Scientific societies that offer OA by the article can increase the value of their service by maximizing the convenience with which their OA articles can be found. For example, they should make sure that the indexing robots of search services such as Google and Yahoo have access to the files of their OA articles, and they should deposit all OA articles in an Open Archives Initiative-compliant archive6.

Many scientific societies have helped the move toward OA by making all articles in their journals freely accessible after an embargo period of six months to several years. If the embargo period is brief, the societies might assume that they will not profit from offering OA by the article. Such an assumption is unjustified. Authors and their sponsors have for example already paid $19,500 and $17,600 for OA to articles in the journals Physiological Genomics and Development, although both allow OA to all articles after one year and six months, respectively7.
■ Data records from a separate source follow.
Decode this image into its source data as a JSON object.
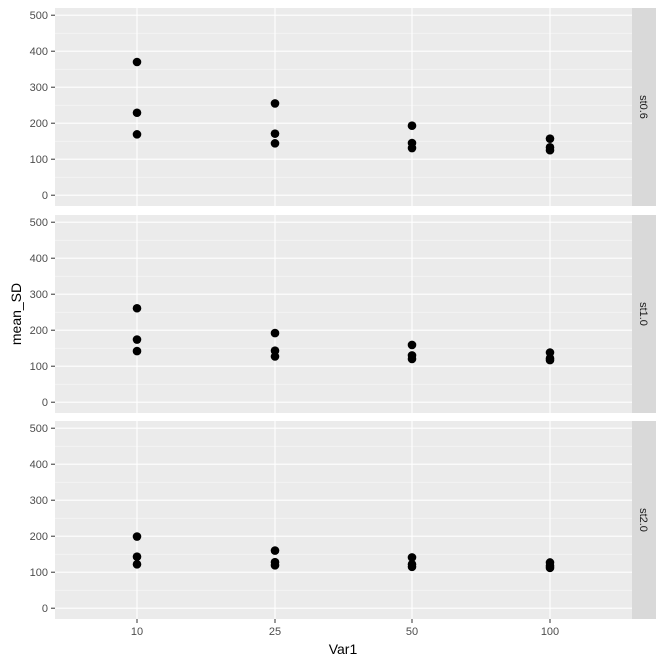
{
  "chart_data": {
    "type": "scatter",
    "xlabel": "Var1",
    "ylabel": "mean_SD",
    "x_categories": [
      "10",
      "25",
      "50",
      "100"
    ],
    "y_ticks": [
      0,
      100,
      200,
      300,
      400,
      500
    ],
    "ylim": [
      -30,
      520
    ],
    "grid": true,
    "facet_strip_position": "right",
    "panels": [
      {
        "label": "st0.6",
        "points": [
          {
            "x": "10",
            "y": 370
          },
          {
            "x": "10",
            "y": 229
          },
          {
            "x": "10",
            "y": 169
          },
          {
            "x": "25",
            "y": 255
          },
          {
            "x": "25",
            "y": 171
          },
          {
            "x": "25",
            "y": 144
          },
          {
            "x": "50",
            "y": 193
          },
          {
            "x": "50",
            "y": 145
          },
          {
            "x": "50",
            "y": 131
          },
          {
            "x": "100",
            "y": 157
          },
          {
            "x": "100",
            "y": 133
          },
          {
            "x": "100",
            "y": 125
          }
        ]
      },
      {
        "label": "st1.0",
        "points": [
          {
            "x": "10",
            "y": 261
          },
          {
            "x": "10",
            "y": 174
          },
          {
            "x": "10",
            "y": 142
          },
          {
            "x": "25",
            "y": 192
          },
          {
            "x": "25",
            "y": 143
          },
          {
            "x": "25",
            "y": 127
          },
          {
            "x": "50",
            "y": 159
          },
          {
            "x": "50",
            "y": 130
          },
          {
            "x": "50",
            "y": 120
          },
          {
            "x": "100",
            "y": 138
          },
          {
            "x": "100",
            "y": 122
          },
          {
            "x": "100",
            "y": 117
          }
        ]
      },
      {
        "label": "st2.0",
        "points": [
          {
            "x": "10",
            "y": 199
          },
          {
            "x": "10",
            "y": 143
          },
          {
            "x": "10",
            "y": 122
          },
          {
            "x": "25",
            "y": 160
          },
          {
            "x": "25",
            "y": 128
          },
          {
            "x": "25",
            "y": 119
          },
          {
            "x": "50",
            "y": 141
          },
          {
            "x": "50",
            "y": 122
          },
          {
            "x": "50",
            "y": 115
          },
          {
            "x": "100",
            "y": 127
          },
          {
            "x": "100",
            "y": 118
          },
          {
            "x": "100",
            "y": 112
          }
        ]
      }
    ],
    "colors": {
      "panel_background": "#ebebeb",
      "grid_major": "#ffffff",
      "strip_background": "#d9d9d9",
      "point": "#000000"
    }
  }
}
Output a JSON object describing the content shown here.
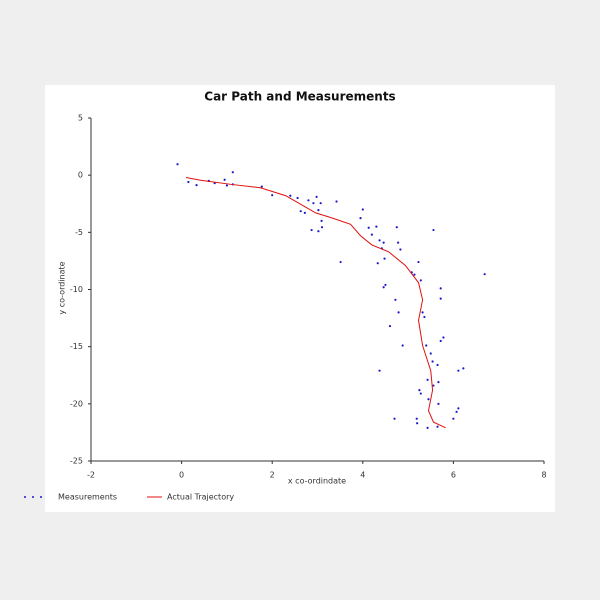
{
  "chart_data": {
    "type": "scatter",
    "title": "Car Path and Measurements",
    "x_label": "x co-ordindate",
    "y_label": "y co-ordinate",
    "xlim": [
      -2,
      8
    ],
    "xticks": [
      -2,
      0,
      2,
      4,
      6,
      8
    ],
    "ylim": [
      -25,
      5
    ],
    "yticks": [
      -25,
      -20,
      -15,
      -10,
      -5,
      0,
      5
    ],
    "grid": false,
    "legend": "bottom-left",
    "series": [
      {
        "name": "Measurements",
        "type": "scatter",
        "color": "#1a1acc",
        "x": [
          -0.09,
          0.15,
          0.33,
          0.6,
          0.73,
          0.95,
          1.13,
          1.0,
          1.13,
          1.77,
          2.0,
          2.4,
          2.56,
          2.63,
          2.72,
          2.8,
          2.91,
          2.98,
          3.02,
          3.09,
          3.02,
          3.1,
          2.87,
          3.07,
          3.42,
          3.51,
          3.95,
          4.0,
          4.13,
          4.2,
          4.3,
          4.37,
          4.46,
          4.33,
          4.42,
          4.48,
          4.46,
          4.5,
          4.75,
          4.78,
          4.83,
          4.37,
          4.6,
          4.7,
          4.72,
          4.79,
          4.88,
          5.08,
          5.14,
          5.23,
          5.28,
          5.19,
          5.2,
          5.25,
          5.28,
          5.32,
          5.36,
          5.4,
          5.43,
          5.45,
          5.5,
          5.54,
          5.56,
          5.56,
          5.65,
          5.67,
          5.67,
          5.72,
          5.72,
          5.72,
          5.78,
          5.65,
          5.43,
          6.0,
          6.07,
          6.11,
          6.11,
          6.22,
          6.69
        ],
        "y": [
          0.96,
          -0.6,
          -0.87,
          -0.5,
          -0.7,
          -0.4,
          0.26,
          -0.9,
          -0.8,
          -1.0,
          -1.75,
          -1.8,
          -2.0,
          -3.15,
          -3.3,
          -2.2,
          -2.45,
          -1.9,
          -3.06,
          -4.0,
          -4.9,
          -4.55,
          -4.8,
          -2.45,
          -2.3,
          -7.6,
          -3.76,
          -3.0,
          -4.6,
          -5.2,
          -4.5,
          -5.7,
          -5.9,
          -7.7,
          -6.4,
          -7.3,
          -9.8,
          -9.6,
          -4.55,
          -5.9,
          -6.5,
          -17.1,
          -13.2,
          -21.3,
          -10.9,
          -12.0,
          -14.9,
          -8.5,
          -8.7,
          -7.6,
          -9.2,
          -21.3,
          -21.7,
          -18.8,
          -19.1,
          -12.0,
          -12.4,
          -14.9,
          -17.9,
          -19.6,
          -15.6,
          -16.3,
          -18.4,
          -4.8,
          -16.6,
          -18.1,
          -20.0,
          -9.9,
          -10.8,
          -14.5,
          -14.2,
          -22.0,
          -22.1,
          -21.3,
          -20.7,
          -20.4,
          -17.1,
          -16.9,
          -8.66
        ]
      },
      {
        "name": "Actual Trajectory",
        "type": "line",
        "color": "#e01010",
        "x": [
          0.1,
          0.42,
          1.08,
          1.74,
          2.3,
          2.74,
          2.96,
          3.29,
          3.73,
          3.95,
          4.2,
          4.57,
          4.94,
          5.23,
          5.32,
          5.23,
          5.32,
          5.5,
          5.54,
          5.45,
          5.56,
          5.83
        ],
        "y": [
          -0.2,
          -0.44,
          -0.8,
          -1.1,
          -1.8,
          -2.8,
          -3.3,
          -3.7,
          -4.3,
          -5.3,
          -6.1,
          -6.7,
          -7.9,
          -9.4,
          -10.9,
          -12.7,
          -14.9,
          -17.1,
          -18.8,
          -20.6,
          -21.6,
          -22.1
        ]
      }
    ]
  }
}
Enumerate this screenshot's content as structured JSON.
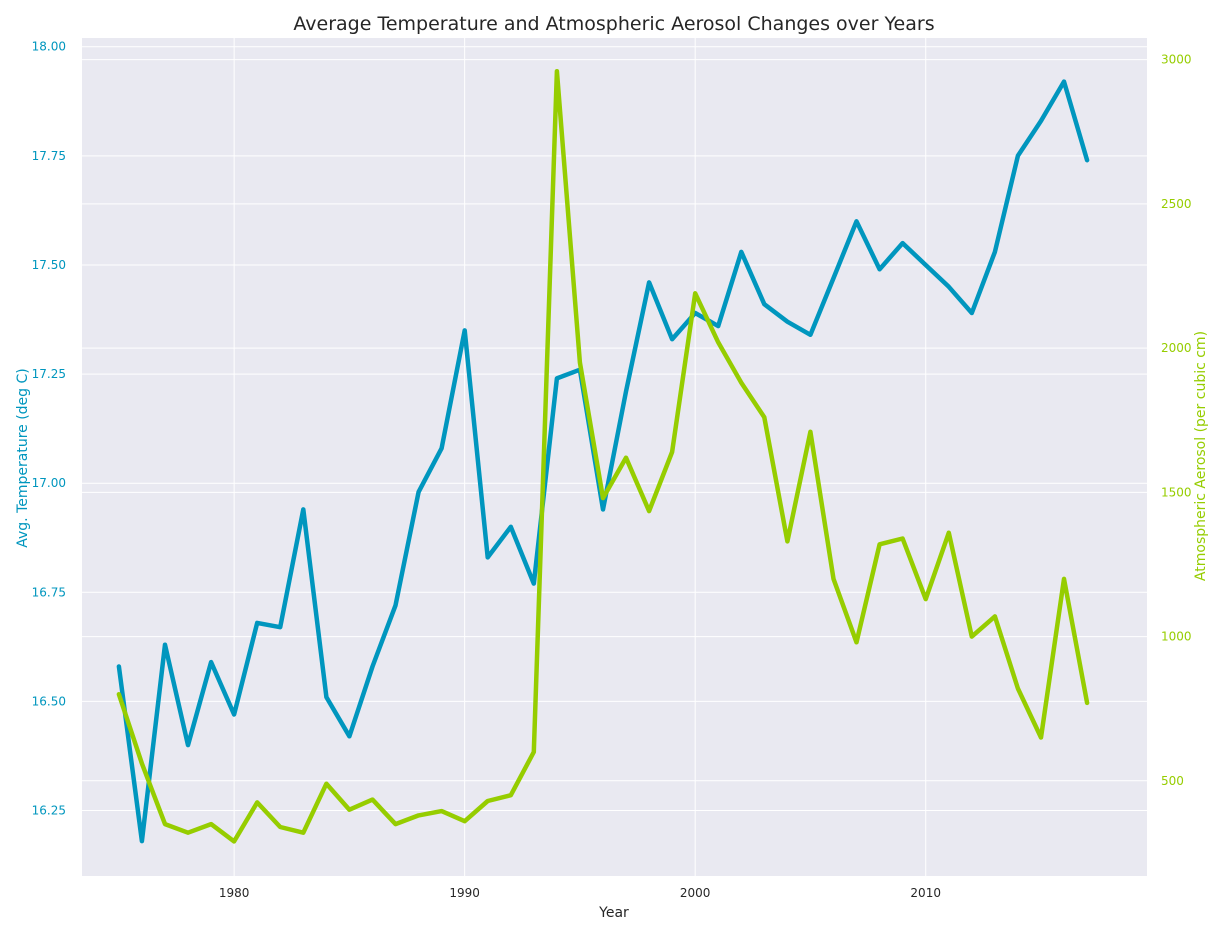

The lack of rapid adoption of "self-archiving", where authors themselves make the contents of their refereed, published articles freely web accessible, suggests that most authors would prefer that publishers provide the OA and that the article be to a publisher-formatted, publisher-authenticated version8. It is time for publishers to offer authors an OA option and to benefit from it.

Thomas J. Walker9
Professor of Entomology, Department of Entomology & Nematology, University of Florida, Gainesville, FL 32611-0620, USA


  1. See http://www.nature.com/nature/focus/accessdebate/8.html
  2. See BioScience 45, 171 (1996); American Scientist 86, 463-471 (1998); Nature 411, 521-522 (2001).
  3. ESA publishes the Annals of the Entomological Society of America, Journal of Economic Entomology, Environmental Entomology and Journal of Medical Entomology. I have compiled statistics and a history for ESA's OA service. Estimates of net revenues from OA assume that the incremental cost of offering the service is $1 per page.
  4. ASLO made selected articles in Limnology and Oceanography OA starting in March 1999 but did not start sales of OA by the article until after it learned of ESA's service.
  5. The three publishers are American Physiological Society (Physiological Genomics), Company of Biologists (Development, Journal of Cell Science, Journal of Experimental Biology), and Hindawi Publishing Corporation (EURASIP Journal of Applied Signal Processing).
  6. See the Open Archives Initiative and Chuck Hamaker's posting to the American Scientist Open Access Forum.
  7. Physiological Genomics, published by the American Physiological Society, is the only journal offering OA by the article that does not clearly mark OA articles in online tables of contents. Beverly Ventura, Managing Editor, wrote (18 Mar 2004) that Physiological Genomics had sold access to 13 of 101 articles since the option was first offered, for $1500, in July 2003. Since January 2004, when Company of Biologists started selling OA by the article, Development sold access to 22 of 123 articles. During most of that period the service was offered for an introductory price of £500/$800. It is now £1350/$2160.
  8. See http://www.nature.com/nature/debates/e-access/Articles/harnad.html, http://www.eprints.org/self-faq and http://www.nature.com/nature/focus/accessdebate/4.html.
  9. My interest in OA to the journal literature was initiated and has been sustained by the Executive Committee of the Florida Entomological Society, which embraced OA in 1993 and has provided it to all authors in its journal since 1994.